Initially, we identified potential members of the two networks by analyzing the management plans of the two protected areas. Then, between April and June 2016 we surveyed the representatives of 60 organizations from Iron Gates Natural Park and 65 organizations from Lower Siret Floodplain. The survey gathered data on the collaborative relationships established during the management activities. We found that the Iron Gates Natural Park and Lower Siret Floodplain management networks include 99 and 120 organizations, respectively. The difference between the number of actors is mostly because Iron Gates Natural Park is located in two counties (Mehedinti and Caras-Severin), while Lower Siret Floodplain in three counties (Vrancea, Galati, and Braila) [25].

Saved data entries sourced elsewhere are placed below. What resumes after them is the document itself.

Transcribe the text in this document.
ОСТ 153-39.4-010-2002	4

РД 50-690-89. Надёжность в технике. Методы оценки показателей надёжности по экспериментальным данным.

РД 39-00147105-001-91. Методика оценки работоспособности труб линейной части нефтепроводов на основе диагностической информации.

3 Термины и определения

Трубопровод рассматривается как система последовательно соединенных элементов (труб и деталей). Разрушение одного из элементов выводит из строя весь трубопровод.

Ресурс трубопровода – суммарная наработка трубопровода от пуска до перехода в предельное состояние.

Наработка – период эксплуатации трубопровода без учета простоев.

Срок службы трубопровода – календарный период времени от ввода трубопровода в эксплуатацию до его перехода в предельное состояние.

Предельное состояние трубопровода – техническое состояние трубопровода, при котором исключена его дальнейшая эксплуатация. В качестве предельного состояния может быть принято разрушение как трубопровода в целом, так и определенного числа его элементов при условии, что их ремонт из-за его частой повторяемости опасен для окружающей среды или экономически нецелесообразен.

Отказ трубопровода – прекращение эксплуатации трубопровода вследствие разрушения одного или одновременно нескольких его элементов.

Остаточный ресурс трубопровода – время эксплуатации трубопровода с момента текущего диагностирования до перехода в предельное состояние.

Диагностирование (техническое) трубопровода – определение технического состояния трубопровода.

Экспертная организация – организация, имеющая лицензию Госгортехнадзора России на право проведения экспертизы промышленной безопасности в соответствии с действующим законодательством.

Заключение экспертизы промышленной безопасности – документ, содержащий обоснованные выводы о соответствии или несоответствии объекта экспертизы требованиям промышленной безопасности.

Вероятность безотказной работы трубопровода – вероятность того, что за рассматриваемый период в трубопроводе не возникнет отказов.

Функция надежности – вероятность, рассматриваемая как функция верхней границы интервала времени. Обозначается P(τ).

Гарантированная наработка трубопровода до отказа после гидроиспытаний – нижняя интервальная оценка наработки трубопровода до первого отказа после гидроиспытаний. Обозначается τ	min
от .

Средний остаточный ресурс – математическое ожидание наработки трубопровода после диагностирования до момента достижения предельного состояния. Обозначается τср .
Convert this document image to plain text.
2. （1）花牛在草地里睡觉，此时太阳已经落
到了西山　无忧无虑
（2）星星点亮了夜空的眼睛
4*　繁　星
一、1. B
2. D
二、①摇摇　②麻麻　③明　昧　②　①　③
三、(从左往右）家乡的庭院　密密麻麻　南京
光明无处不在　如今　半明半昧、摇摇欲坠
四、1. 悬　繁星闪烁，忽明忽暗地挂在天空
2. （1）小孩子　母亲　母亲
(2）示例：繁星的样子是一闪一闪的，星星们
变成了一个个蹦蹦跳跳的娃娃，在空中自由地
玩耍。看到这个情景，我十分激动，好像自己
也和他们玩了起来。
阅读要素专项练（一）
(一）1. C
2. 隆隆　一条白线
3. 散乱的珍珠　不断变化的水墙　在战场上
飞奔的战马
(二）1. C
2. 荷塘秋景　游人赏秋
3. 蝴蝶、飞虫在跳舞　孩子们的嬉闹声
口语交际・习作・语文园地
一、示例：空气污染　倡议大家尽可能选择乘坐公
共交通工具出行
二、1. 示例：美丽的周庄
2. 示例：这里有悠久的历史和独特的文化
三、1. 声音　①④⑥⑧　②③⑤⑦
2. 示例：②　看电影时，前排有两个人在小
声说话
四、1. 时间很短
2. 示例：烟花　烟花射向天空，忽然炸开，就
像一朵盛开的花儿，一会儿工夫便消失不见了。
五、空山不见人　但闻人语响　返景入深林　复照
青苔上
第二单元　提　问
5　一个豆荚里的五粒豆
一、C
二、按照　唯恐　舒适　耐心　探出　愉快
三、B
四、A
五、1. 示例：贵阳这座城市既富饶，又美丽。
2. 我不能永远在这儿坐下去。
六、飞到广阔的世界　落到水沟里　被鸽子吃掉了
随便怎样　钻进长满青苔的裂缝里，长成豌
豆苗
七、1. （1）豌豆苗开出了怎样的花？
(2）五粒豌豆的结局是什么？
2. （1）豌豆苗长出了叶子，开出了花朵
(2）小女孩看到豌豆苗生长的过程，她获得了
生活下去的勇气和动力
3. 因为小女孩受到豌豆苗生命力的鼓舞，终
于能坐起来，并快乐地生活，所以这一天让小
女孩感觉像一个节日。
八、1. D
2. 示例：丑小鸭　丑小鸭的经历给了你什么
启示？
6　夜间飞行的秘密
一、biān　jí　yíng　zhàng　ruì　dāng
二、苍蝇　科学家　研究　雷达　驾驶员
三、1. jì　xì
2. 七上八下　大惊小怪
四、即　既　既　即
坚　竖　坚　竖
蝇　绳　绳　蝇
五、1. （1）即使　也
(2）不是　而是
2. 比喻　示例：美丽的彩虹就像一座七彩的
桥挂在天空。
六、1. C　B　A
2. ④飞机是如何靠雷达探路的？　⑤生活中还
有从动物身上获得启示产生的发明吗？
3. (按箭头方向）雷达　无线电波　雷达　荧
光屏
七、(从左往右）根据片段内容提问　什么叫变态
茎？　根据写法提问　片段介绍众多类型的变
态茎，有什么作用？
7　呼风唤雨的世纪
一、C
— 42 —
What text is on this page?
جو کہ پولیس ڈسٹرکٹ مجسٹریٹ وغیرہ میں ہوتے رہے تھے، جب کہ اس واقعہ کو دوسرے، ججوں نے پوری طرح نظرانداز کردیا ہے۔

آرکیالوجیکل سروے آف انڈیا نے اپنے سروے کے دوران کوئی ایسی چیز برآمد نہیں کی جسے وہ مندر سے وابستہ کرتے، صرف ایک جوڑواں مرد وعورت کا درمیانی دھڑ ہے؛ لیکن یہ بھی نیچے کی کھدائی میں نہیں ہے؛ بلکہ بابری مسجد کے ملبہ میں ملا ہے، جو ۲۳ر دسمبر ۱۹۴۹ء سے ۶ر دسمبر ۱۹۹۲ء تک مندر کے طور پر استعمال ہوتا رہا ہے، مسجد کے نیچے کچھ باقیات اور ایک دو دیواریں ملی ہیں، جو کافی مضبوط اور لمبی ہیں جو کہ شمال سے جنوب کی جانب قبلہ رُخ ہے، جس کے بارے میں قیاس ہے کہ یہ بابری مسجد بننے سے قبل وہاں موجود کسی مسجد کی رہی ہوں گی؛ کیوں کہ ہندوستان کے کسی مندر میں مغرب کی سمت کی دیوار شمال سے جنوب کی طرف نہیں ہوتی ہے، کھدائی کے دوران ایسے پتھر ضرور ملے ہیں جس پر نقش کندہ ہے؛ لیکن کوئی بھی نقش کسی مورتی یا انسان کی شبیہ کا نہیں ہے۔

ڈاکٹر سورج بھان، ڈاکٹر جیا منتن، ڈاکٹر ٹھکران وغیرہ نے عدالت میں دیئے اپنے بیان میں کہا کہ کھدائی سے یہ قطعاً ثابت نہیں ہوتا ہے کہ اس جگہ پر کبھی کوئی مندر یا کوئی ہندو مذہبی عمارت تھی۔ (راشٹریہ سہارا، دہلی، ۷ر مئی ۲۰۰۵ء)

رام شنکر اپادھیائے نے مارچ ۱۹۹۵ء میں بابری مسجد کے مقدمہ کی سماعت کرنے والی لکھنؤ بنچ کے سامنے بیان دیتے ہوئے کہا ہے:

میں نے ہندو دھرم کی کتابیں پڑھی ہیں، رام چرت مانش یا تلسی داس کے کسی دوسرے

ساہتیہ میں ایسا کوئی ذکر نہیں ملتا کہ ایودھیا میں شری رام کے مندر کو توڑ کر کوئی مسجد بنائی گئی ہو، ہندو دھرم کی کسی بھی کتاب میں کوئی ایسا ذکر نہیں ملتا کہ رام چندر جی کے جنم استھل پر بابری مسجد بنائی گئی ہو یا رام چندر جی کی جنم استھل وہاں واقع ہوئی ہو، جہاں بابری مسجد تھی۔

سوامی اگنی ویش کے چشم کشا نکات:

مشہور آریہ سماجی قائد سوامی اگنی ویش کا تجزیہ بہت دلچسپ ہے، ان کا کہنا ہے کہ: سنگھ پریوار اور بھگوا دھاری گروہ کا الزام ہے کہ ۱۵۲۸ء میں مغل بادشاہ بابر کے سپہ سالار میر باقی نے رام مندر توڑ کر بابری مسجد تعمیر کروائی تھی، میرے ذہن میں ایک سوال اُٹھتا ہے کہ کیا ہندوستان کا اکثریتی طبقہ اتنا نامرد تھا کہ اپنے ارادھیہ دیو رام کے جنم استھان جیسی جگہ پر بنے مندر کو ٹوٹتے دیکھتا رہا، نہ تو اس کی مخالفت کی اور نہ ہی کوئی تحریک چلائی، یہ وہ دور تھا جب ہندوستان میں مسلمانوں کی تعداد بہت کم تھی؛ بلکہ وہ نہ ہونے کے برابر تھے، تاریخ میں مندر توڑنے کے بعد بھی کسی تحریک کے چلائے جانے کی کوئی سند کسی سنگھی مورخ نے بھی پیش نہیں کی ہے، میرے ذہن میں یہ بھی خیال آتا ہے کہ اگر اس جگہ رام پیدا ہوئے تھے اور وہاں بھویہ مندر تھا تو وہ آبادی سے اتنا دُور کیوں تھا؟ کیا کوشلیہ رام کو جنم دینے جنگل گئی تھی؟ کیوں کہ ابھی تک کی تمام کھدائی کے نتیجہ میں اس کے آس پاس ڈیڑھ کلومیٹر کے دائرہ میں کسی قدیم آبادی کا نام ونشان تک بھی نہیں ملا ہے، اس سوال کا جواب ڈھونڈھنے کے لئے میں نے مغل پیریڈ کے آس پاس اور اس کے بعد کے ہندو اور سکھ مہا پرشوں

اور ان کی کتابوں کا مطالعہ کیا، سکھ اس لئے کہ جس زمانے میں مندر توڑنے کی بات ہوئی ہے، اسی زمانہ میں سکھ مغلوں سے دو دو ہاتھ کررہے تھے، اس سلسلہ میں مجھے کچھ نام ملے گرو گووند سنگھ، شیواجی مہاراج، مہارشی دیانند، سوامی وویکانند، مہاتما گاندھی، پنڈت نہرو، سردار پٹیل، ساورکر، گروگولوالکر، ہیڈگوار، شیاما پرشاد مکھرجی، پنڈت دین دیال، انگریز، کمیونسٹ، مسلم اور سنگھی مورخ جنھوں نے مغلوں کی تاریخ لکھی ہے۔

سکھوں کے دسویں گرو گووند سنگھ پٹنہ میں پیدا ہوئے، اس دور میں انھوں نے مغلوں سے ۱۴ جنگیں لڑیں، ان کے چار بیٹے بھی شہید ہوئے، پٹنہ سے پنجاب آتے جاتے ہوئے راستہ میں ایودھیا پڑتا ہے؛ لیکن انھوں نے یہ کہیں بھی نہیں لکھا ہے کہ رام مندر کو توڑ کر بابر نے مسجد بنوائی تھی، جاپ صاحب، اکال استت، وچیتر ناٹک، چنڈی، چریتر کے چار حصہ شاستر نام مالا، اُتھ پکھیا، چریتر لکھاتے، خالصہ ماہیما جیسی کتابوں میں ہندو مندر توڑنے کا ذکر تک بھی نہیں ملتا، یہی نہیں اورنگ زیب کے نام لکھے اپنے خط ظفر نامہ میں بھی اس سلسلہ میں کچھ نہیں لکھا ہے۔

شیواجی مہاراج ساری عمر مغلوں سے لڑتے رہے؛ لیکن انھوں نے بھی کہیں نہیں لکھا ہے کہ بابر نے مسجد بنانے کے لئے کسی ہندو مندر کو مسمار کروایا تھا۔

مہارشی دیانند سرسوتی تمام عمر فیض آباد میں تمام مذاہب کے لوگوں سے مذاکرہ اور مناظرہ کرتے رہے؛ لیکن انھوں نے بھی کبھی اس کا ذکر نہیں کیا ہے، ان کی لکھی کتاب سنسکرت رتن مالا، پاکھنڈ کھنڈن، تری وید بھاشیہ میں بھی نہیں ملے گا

Secondly, we encoded each organization and created, for both sites, adjacency matrices of the directed graphs, with actors and connections between them. We used UCINET 6.620 [18] for all network analyses. Given the fact that the two protected areas are coordinated by distinct types of organizations, we further extracted the ego-networks for the public body Iron Gates Natural Park Administration, hereinafter IGNPA (case study 1—Fig. 2) and for non-governmental organization—Association for Biodiversity Conservation, hereinafter ACDB (case study 2—Fig. 3).
Fig. 2

Case study 1—Iron Gates Natural Park management network (blue circle—ego Iron Gates Natural Park Administration, dark blue circles—alters, grey circles—organizations directly linked with the ego, and grey arrows—connections between actors)

Fig. 3

Case study 2—Lower Siret Floodplain Natura 2000 site management network (blue circle—ego Association for Biodiversity Conservation, dark blue circles—alters, grey circles—organizations not directly linked with the ego, and grey arrows—connections between actors)

We considered ego-nets as appropriate for our analyses because of their constrained and simpler structure [16]. To reduce the size of the networks, and better identify the potential differences between the two case studies, we further analyzed the structures created around the egos.

Conclusively, our study brings into discussion and analyzes the ego-networks composed of the most important players in the protected areas management.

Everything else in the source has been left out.